Amira Noshokaty , Sunday 28 Feb 2021

At the premises of Fustat Traditional Crafts Centre, in the heart of old Cairo, the sound of pounding hammers on copper fills the air

(Photos: Amira Noshokaty)

At the premises of Fustat Traditional Crafts Centre in the heart of Old Cairo, the sound of  hammers pounding on copper fills the air. It is the sound of dexterous young hands working with copper among other alloys as they endeavour to master several authentic Egyptian crafts.

The artisans holding the hammers are taking part in The Artisans of Egypt (Sanayeitet Masr), a two-year diploma training program designed and implemented by the culture ministry's development fund.

“We launched the program in July 2019, with an aim to introduce and train youth on traditional handicrafts to ensure sustainability of such crafts through a new generation of artisans that would learn the authentic techniques,” explained Iman Abdel-Mohsen, a consultant of Sanayeyet Masr project and a former head of the Art Department at the culture fund.

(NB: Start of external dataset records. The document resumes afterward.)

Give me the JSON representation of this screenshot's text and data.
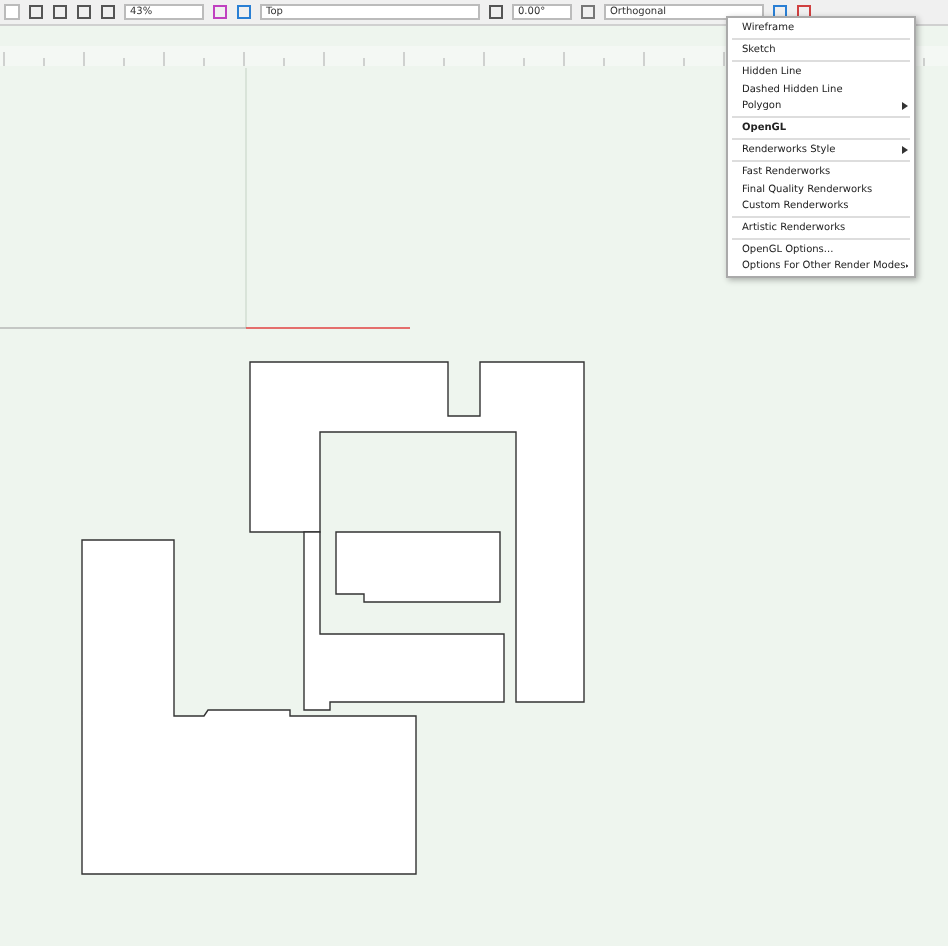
{
  "toolbar": {
    "zoom": "43%",
    "view": "Top",
    "rotation": "0.00°",
    "projection": "Orthogonal"
  },
  "render_menu": {
    "items": [
      {
        "kind": "item",
        "label": "Wireframe",
        "selected": false,
        "submenu": false
      },
      {
        "kind": "separator"
      },
      {
        "kind": "item",
        "label": "Sketch",
        "selected": false,
        "submenu": false
      },
      {
        "kind": "separator"
      },
      {
        "kind": "item",
        "label": "Hidden Line",
        "selected": false,
        "submenu": false
      },
      {
        "kind": "item",
        "label": "Dashed Hidden Line",
        "selected": false,
        "submenu": false
      },
      {
        "kind": "item",
        "label": "Polygon",
        "selected": false,
        "submenu": true
      },
      {
        "kind": "separator"
      },
      {
        "kind": "item",
        "label": "OpenGL",
        "selected": true,
        "submenu": false
      },
      {
        "kind": "separator"
      },
      {
        "kind": "item",
        "label": "Renderworks Style",
        "selected": false,
        "submenu": true
      },
      {
        "kind": "separator"
      },
      {
        "kind": "item",
        "label": "Fast Renderworks",
        "selected": false,
        "submenu": false
      },
      {
        "kind": "item",
        "label": "Final Quality Renderworks",
        "selected": false,
        "submenu": false
      },
      {
        "kind": "item",
        "label": "Custom Renderworks",
        "selected": false,
        "submenu": false
      },
      {
        "kind": "separator"
      },
      {
        "kind": "item",
        "label": "Artistic Renderworks",
        "selected": false,
        "submenu": false
      },
      {
        "kind": "separator"
      },
      {
        "kind": "item",
        "label": "OpenGL Options...",
        "selected": false,
        "submenu": false
      },
      {
        "kind": "item",
        "label": "Options For Other Render Modes",
        "selected": false,
        "submenu": true
      }
    ]
  }
}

The project comprises six handicrafts: pottery, ceramics, cupper, traditional khayameia patchwork, woodwork and traditional jewellery-making.

“We selected 120 18-40 years-old young people out of the 450 who applied, and they were mostly women," added Mohamed Gamal, a ceramics art specialist at the Fustat Traditional Crafts Centre.

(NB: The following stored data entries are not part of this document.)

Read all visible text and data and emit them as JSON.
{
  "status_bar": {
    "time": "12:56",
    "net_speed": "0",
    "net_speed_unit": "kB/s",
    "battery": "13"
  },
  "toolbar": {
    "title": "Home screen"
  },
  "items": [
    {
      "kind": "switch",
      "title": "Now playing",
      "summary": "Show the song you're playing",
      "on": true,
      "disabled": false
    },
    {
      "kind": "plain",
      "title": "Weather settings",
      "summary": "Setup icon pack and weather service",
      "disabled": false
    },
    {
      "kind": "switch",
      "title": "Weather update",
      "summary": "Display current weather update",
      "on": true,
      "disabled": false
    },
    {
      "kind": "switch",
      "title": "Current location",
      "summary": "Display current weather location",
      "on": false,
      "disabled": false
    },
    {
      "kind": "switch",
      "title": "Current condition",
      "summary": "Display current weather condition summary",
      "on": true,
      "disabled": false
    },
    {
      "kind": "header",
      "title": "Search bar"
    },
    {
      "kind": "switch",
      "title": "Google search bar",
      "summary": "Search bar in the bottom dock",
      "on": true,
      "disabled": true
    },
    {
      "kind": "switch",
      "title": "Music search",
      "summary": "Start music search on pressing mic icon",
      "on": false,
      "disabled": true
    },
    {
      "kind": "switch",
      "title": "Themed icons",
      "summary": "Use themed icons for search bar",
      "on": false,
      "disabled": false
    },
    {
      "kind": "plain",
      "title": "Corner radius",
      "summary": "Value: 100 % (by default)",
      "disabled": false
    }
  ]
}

“After providing them with training on techniques in the first few months, we gave them a joint project to develop," Professor Hisham Gomaa, the Director of Fustat Traditional Craft Centre told Ahram Online.

“The project was for a touristic restaurant and each artisan came up with an idea for an authentic handicraft item to fit the big project, one will make napkins out of khayameya patchwork, the other to place a serving copper plate set under a porcelain one, and there is also a sauce-serving tray to be made of copper and wood, as well as some copper ornaments adorning glass, “said Gomaa.

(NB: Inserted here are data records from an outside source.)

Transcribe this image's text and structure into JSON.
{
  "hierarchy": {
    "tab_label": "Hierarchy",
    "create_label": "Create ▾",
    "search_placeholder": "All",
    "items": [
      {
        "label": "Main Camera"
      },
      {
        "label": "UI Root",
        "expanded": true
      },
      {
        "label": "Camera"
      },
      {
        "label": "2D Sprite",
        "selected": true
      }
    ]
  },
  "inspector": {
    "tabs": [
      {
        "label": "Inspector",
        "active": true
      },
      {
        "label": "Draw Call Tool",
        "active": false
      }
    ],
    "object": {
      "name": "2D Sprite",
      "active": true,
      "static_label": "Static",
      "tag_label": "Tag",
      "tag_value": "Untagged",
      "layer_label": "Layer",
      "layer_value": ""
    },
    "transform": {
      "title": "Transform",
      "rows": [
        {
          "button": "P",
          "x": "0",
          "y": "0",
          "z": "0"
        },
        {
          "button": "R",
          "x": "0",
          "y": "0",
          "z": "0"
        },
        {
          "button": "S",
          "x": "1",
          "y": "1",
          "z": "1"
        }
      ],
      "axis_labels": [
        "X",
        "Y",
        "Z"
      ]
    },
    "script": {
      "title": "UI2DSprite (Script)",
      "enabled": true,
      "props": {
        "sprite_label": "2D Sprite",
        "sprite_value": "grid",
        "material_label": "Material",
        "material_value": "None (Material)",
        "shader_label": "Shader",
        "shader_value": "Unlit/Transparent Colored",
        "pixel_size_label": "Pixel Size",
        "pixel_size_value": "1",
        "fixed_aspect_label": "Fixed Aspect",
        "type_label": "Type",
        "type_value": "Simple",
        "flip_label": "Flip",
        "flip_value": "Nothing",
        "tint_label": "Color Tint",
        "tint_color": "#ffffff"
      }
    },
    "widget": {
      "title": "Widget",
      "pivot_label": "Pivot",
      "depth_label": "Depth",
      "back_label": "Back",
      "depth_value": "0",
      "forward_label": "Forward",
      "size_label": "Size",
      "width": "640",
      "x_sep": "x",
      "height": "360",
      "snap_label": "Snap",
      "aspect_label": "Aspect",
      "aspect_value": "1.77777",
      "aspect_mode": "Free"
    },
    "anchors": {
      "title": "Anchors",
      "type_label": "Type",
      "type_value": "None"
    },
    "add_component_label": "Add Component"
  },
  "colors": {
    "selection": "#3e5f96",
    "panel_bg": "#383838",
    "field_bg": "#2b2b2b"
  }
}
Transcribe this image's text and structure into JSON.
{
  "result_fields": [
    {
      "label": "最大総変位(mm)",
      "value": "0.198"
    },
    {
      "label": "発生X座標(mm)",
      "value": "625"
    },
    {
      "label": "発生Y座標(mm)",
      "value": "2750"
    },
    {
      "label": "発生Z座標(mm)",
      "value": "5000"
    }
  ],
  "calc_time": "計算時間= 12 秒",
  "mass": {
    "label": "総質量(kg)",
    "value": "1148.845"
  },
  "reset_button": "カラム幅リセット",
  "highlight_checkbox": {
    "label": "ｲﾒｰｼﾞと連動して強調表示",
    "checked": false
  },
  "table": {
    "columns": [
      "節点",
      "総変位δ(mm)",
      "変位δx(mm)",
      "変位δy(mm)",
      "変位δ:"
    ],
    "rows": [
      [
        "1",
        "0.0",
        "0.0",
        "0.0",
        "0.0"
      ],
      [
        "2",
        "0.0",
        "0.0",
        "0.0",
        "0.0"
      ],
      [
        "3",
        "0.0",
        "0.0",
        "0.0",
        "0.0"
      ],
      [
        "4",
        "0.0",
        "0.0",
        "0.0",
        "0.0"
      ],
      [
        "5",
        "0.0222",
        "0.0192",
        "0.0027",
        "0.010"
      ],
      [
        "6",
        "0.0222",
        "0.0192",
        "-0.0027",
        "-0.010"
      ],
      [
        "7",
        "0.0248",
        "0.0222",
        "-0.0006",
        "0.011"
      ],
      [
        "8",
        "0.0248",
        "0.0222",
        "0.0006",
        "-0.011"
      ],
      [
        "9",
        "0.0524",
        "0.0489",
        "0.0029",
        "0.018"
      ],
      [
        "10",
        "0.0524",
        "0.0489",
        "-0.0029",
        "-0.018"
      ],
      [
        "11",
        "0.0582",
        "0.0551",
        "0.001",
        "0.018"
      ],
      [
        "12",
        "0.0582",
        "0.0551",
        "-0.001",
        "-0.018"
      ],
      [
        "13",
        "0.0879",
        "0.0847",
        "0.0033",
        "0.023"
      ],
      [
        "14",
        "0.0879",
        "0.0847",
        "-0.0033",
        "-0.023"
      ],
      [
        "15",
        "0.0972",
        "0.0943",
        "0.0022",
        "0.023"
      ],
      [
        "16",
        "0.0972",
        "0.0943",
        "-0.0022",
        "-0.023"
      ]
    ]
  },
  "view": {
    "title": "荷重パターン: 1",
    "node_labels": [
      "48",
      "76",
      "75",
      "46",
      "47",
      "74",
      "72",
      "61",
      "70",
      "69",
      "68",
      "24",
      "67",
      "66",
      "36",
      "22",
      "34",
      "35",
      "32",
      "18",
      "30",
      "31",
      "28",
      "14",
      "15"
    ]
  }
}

Students are also taught the history of arts and go on fieldtrips to museums related to their artwork as part of the training program.

The second year for the diploma started two month ago. "This year is more advanced; we are trying to help them market their projects, and work with them as freelancers. They will study designing, marketing and project management, so they know how to start their own business," Abdel-Mohsen added.

Several students and trainers who spoke to Ahram Online on their experiences in the program could not agree more.

29-year-old Marina Michael said it has been a good experience, learning all techniques affiliated with copper gave her a great opportunity to practice her passion.

Meanwhile, Weaam Mohamed and Hala Abd-Alhadi said they took the training opportunity to work on their start up project with hand-made accessories.


Biotechnology graduate May Mahmoud explained to Ahram Online she took up this craft as a step for her art recycling project.

Fatemah Mohamed said she was fascinated by authentic copper motifs. As an applied arts graduate, she decided to incorporate these motifs in her décor and hand-made design projects.

“I love this initiative because it will help so many handicrafts survive and be revived. This class is very special and they have shown great skills and passion, in such a short time,” explained Mahmoud El-Masry, the trainer of the copper workshop in the program, to Ahram Online.


It has been a real treat for those who chose the ancient art of khayameya patchwork.

Shimaa Qandil said she is enjoying khayameya patchwork, explaining that this is the first time for her to work on Khayameya but she is very happy to excel in it. “You see this was my Grandfather's profession," Qandil noted.

Hala Anwar said she draws on fabrics and was inspired by the motifs of khayameya.

Mona Ahmed is a fashion designer who decided she will integrate khayameya themes and concepts in her new clothing line.

“They are the best khayameya students to work with," noted Ahmed Amin, another trainer, who said he was proud to be teaching women in this male-dominated trade.

The premises of the centre is quite a sight with white domes that reflect Nubian motifs adorning the place.

The centre was built in 2001 by architect Galal Amer who adopted the same line of thought from his mentor Hassan Fathi.

However, the original site on which the premises were founded used to be the home/workshop ofor the late artist Saeed El-Sadr (1909-1986).


“He planted this camphor tree himself, “pointed Abdel-Mohsen to the tree still standing at the centre of the courtyard of the premises.

“Said El-Sadr was one of the people who revived the pottery tradition in Egypt,” Gomaa explained.

“You see, Fustat was the centre of pottery in Islamic Cairo. Pottery and ceramics flourished during the Fatimid and Mamluk eras. However, during the Ottoman era the curve went down until pottery was limited to the Olla (pottery water flask) and Zeir (A pottery basin to store drinking water and keep it cool)," Gomaa said.

"El-Sadr was the one who revived it after he completed his studies in London. He returned with his own ideas and knowledge and used it to revive the traditions ... he is the one who established the pottery section in the Faculty of Applied Arts,” noted Gomaa.

The Ministry of Culture plans to create a museum for Said El-Sadr in a new extension of the centre, he said.